Он выбрал в меню какое-то блюдо, о котором имел смутное представление, и стал дожидаться заказа, прихлебывая из кружки горячий, не слишком крепкий кофе с молоком. Деньги, которые Ланье попросил, прислали, но надолго их растянуть не удастся — при таких-то ценах, что значились в меню. Выходит, он опять ошибся. Еще один маленький просчет в длинной-длинной цепи других крошечных ошибок, которые слипаются в огромный ком, чтобы затем неудержимо покатиться к провалу. Он взял из соседней кабинки забытую кем-то газету, но понял, что не сможет держать ее перед глазами — так тряслись руки.
Наконец ему принесли завтрак. Ланье набросился на еду с торопливой жадностью голодающего бедняка, в душе вознося молитвы, чтобы его сразу же не стошнило. Боль в левом плече усилилась, он ощутил беззвучный толчок, сильнее земной гравитации, безжалостную сосущую тягу.
Он посмотрел налево.
Она сидела наискосок от Ланье, одетая в претенциозное длинное пальто гвоздичного цвета, которое было на несколько размеров больше, чем следует.
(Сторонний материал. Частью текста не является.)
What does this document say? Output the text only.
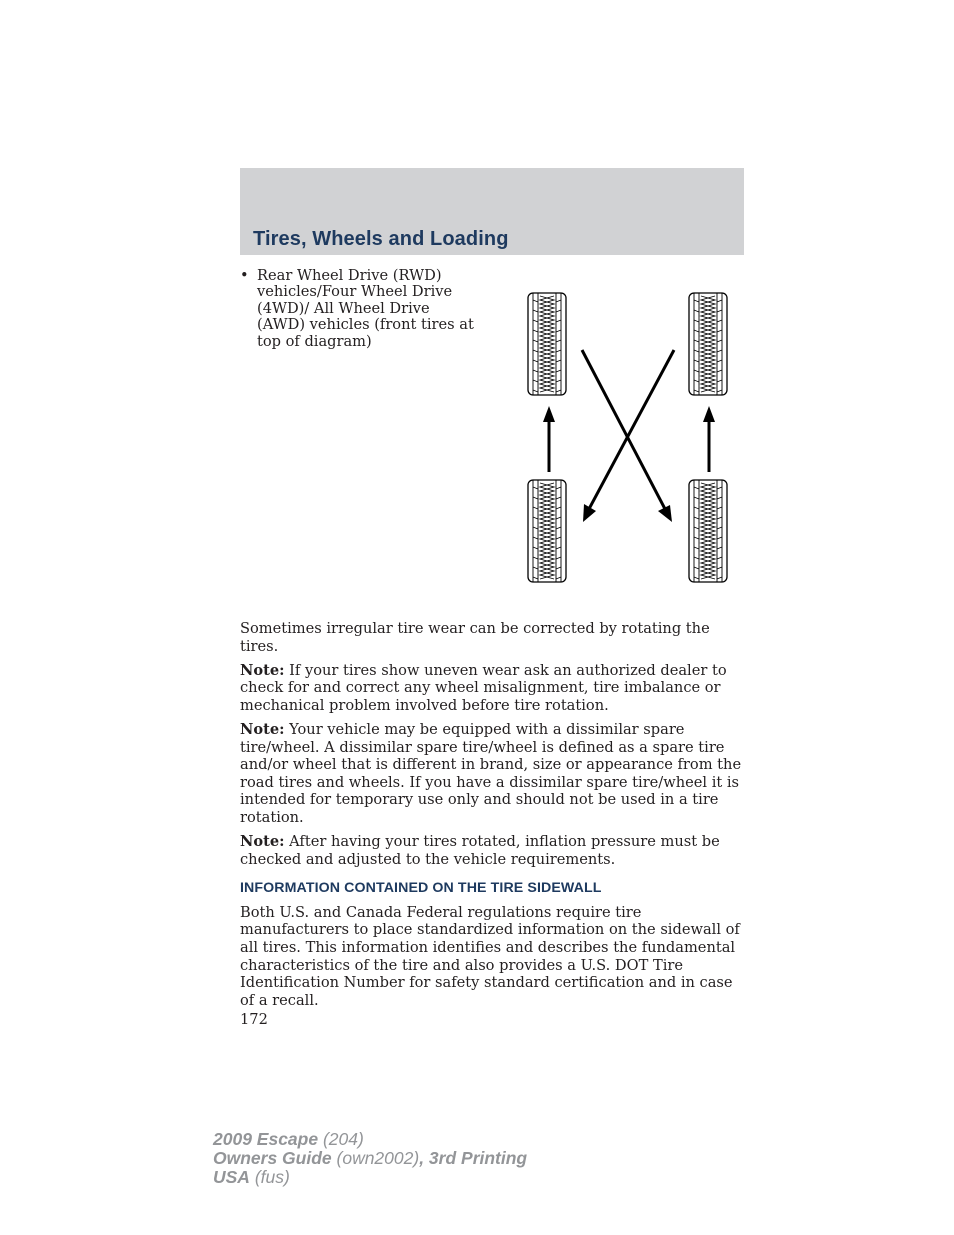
Tires, Wheels and Loading
• Rear Wheel Drive (RWD) vehicles/Four Wheel Drive (4WD)/ All Wheel Drive (AWD) vehicles (front tires at top of diagram)

Sometimes irregular tire wear can be corrected by rotating the tires.

Note: If your tires show uneven wear ask an authorized dealer to check for and correct any wheel misalignment, tire imbalance or mechanical problem involved before tire rotation.

Note: Your vehicle may be equipped with a dissimilar spare tire/wheel. A dissimilar spare tire/wheel is defined as a spare tire and/or wheel that is different in brand, size or appearance from the road tires and wheels. If you have a dissimilar spare tire/wheel it is intended for temporary use only and should not be used in a tire rotation.

Note: After having your tires rotated, inflation pressure must be checked and adjusted to the vehicle requirements.

INFORMATION CONTAINED ON THE TIRE SIDEWALL

Both U.S. and Canada Federal regulations require tire manufacturers to place standardized information on the sidewall of all tires. This information identifies and describes the fundamental characteristics of the tire and also provides a U.S. DOT Tire Identification Number for safety standard certification and in case of a recall.

172
2009 Escape (204)
Owners Guide (own2002), 3rd Printing
USA (fus)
Мужчина, сидевший рядом с ней, казался вдвое старше. Он что-то беспрерывно говорил, держа одной рукой дымящуюся сигарету, другой с хозяйским видом поглаживая бедро девушки. Ланье встал, положил подле своей пустой тарелки несколько мелких купюр и двинулся к ним. Мария резко обернулась, ее лицо побелело.
— Мне надо с тобой поговорить, — сказал ей Ланье.
— Какого дьявола? — Мужчина нахмурился. — Ты кто такой?
Ланье не обратил на него ни малейшего внимания.
— Пойдем, Мария. Поищем другое место для разговора.
— Оставь меня в покое, — упавшим голосом проговорила она, не подделываясь под местный выговор. Веки ее были густо накрашены синим, ресницы слиплись от туши. Жалкая попытка отвлечь внимание от темных кругов под глазами. Вид изнуренный, черные волосы утратили блеск и повисли безжизненными прядями. — Уходи, оставь меня, я тебя не знаю.